A narrative dead-end
Following "The Separation Oscillation," Mandy Chow is never mentioned again on The Big Bang Theory. Penny and Leonard's ineptitude is avoided. They do not go to a counselor, they do not waste hard and long sitting around trying to figure out what is happening, and they do not seem to be long-term psychologically scarred by it. A few episodes on, as if nothing had occurred.

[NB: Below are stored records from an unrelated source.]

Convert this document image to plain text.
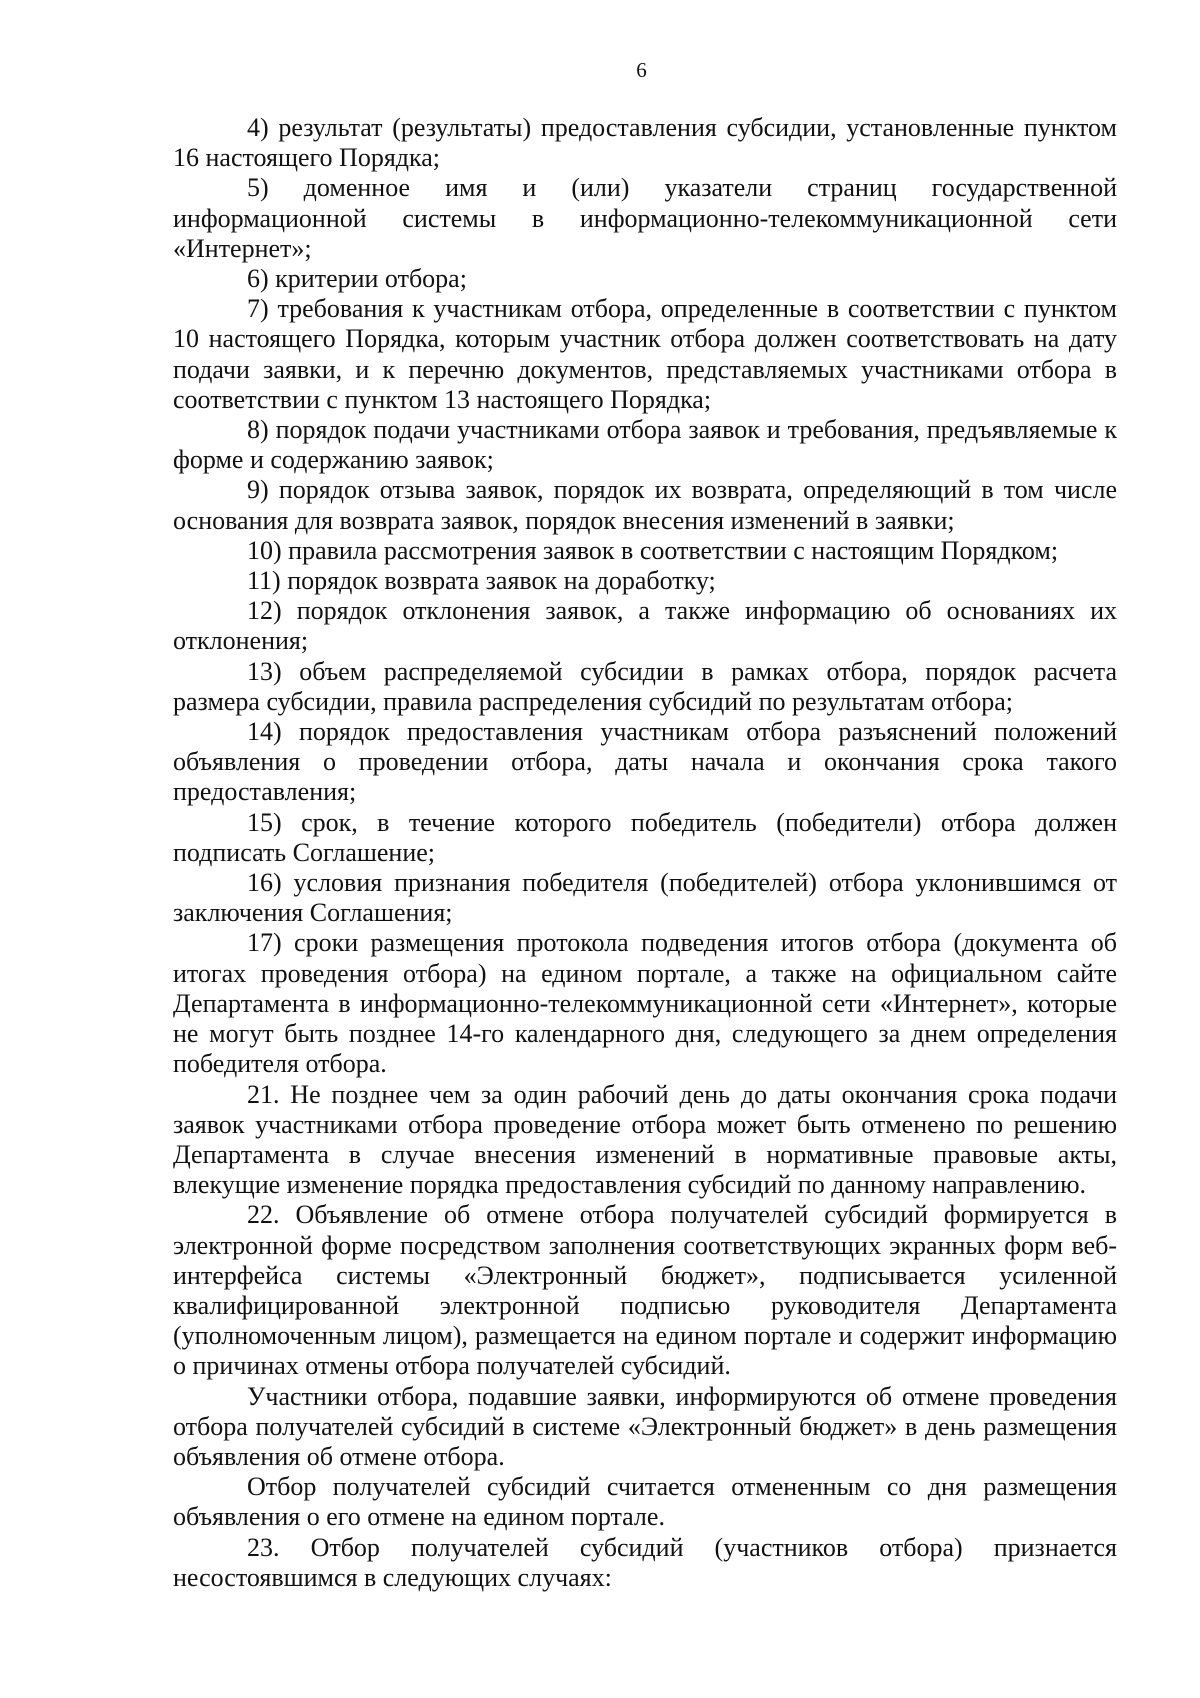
6

4) результат (результаты) предоставления субсидии, установленные пунктом 16 настоящего Порядка;

5) доменное имя и (или) указатели страниц государственной информационной системы в информационно-телекоммуникационной сети «Интернет»;

6) критерии отбора;

7) требования к участникам отбора, определенные в соответствии с пунктом 10 настоящего Порядка, которым участник отбора должен соответствовать на дату подачи заявки, и к перечню документов, представляемых участниками отбора в соответствии с пунктом 13 настоящего Порядка;

8) порядок подачи участниками отбора заявок и требования, предъявляемые к форме и содержанию заявок;

9) порядок отзыва заявок, порядок их возврата, определяющий в том числе основания для возврата заявок, порядок внесения изменений в заявки;

10) правила рассмотрения заявок в соответствии с настоящим Порядком;

11) порядок возврата заявок на доработку;

12) порядок отклонения заявок, а также информацию об основаниях их отклонения;

13) объем распределяемой субсидии в рамках отбора, порядок расчета размера субсидии, правила распределения субсидий по результатам отбора;

14) порядок предоставления участникам отбора разъяснений положений объявления о проведении отбора, даты начала и окончания срока такого предоставления;

15) срок, в течение которого победитель (победители) отбора должен подписать Соглашение;

16) условия признания победителя (победителей) отбора уклонившимся от заключения Соглашения;

17) сроки размещения протокола подведения итогов отбора (документа об итогах проведения отбора) на едином портале, а также на официальном сайте Департамента в информационно-телекоммуникационной сети «Интернет», которые не могут быть позднее 14-го календарного дня, следующего за днем определения победителя отбора.

21. Не позднее чем за один рабочий день до даты окончания срока подачи заявок участниками отбора проведение отбора может быть отменено по решению Департамента в случае внесения изменений в нормативные правовые акты, влекущие изменение порядка предоставления субсидий по данному направлению.

22. Объявление об отмене отбора получателей субсидий формируется в электронной форме посредством заполнения соответствующих экранных форм веб-интерфейса системы «Электронный бюджет», подписывается усиленной квалифицированной электронной подписью руководителя Департамента (уполномоченным лицом), размещается на едином портале и содержит информацию о причинах отмены отбора получателей субсидий.

Участники отбора, подавшие заявки, информируются об отмене проведения отбора получателей субсидий в системе «Электронный бюджет» в день размещения объявления об отмене отбора.

Отбор получателей субсидий считается отмененным со дня размещения объявления о его отмене на едином портале.

23. Отбор получателей субсидий (участников отбора) признается несостоявшимся в следующих случаях:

This type of storytelling, creating drama just to leave it there hanging, trashed The Big Bang Theory's emotional integrity. For a series that thrived on its multi-episode storylines and continuity of character, Mandy Chow was the episode everyone remembered all wrong. It didn't build character depth. It didn't advance the story. It just made everything complex for no reason.
In the grand scheme of things in The Big Bang Theory, Leonard and Penny's relationship is occasionally a blip. But when it comes to romance, Mandy Chow was about to commit a disastrous mistake. With no emotional reward, no happy ending, and no actual point, it is one of the most baffling and lowest works of the series.
The Big Bang Theory cemented its place in history on smart writing, lovable characters, and complicated relationships. The Mandy Chow subplot was none of that; rather, it was a Below-Gary-Ambrose brawl that didn't belong on a show that usually had its act together.